Is it a mood disorder or Borderline Personality Disorder

Here is some insight on moods vs emotions from When Hope is Not Enough:

Since I believe that the foundation for BPD is emotional dysregulation, most of the day-to-day conflicts, issues, rages and manipulative behavior spring from this feature of BPD. Emotional dysregulation is the engine that drives the train of BPD. Shame and impulsiveness also contribute no doubt (maybe as fuel and throttle respectively), but the engine itself is emotional dysregulation. In that way, BPD is much like a traditional mood disorder, such as bipolar disorder. The main feature that separates BPD from bipolar disorder is the length and frequency of the “mood” swings. Emotions are more fast-acting than moods and they can come and go quickly. In the DSM-IV, which is the mental health diagnostic manual used in the United States, the diagnostic guidelines refer to this quality within the BPD diagnosis guidelines this way:

  • Affective instability due to a marked reactivity of mood (e.g., intense episodic dysphoria, irritability, or anxiety usually lasting a few hours and only rarely more than a few days).

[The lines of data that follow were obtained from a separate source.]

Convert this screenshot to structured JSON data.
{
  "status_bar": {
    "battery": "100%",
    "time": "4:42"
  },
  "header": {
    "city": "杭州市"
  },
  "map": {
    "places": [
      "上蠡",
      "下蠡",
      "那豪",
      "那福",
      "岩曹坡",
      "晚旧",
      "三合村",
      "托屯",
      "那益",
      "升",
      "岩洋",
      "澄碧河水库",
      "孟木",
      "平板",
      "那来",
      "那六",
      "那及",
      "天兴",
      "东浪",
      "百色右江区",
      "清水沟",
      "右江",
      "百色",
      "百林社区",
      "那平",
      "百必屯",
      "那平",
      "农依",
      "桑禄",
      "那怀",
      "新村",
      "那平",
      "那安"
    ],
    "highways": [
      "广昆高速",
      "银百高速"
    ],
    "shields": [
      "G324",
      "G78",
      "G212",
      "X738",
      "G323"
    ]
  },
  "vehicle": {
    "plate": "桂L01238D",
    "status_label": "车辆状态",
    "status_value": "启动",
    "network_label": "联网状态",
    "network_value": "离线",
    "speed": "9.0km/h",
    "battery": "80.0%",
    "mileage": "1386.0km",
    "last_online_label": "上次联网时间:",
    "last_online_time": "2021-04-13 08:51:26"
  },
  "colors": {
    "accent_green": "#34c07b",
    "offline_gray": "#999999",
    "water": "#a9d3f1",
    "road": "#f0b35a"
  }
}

The key to that and what distinguishes BPD from other mood disorders is the “usually lasting a few hours and only rarely more than a few days” part. Since emotions are short-lived, they will pass quickly through the mind of a BP. They will be intense (all emotions are) and may last longer than yours do, but emotions are immediate and normally will not last more than “a few hours” and more likely last only a few minutes. The intensity will typically be stronger than a “normal” person.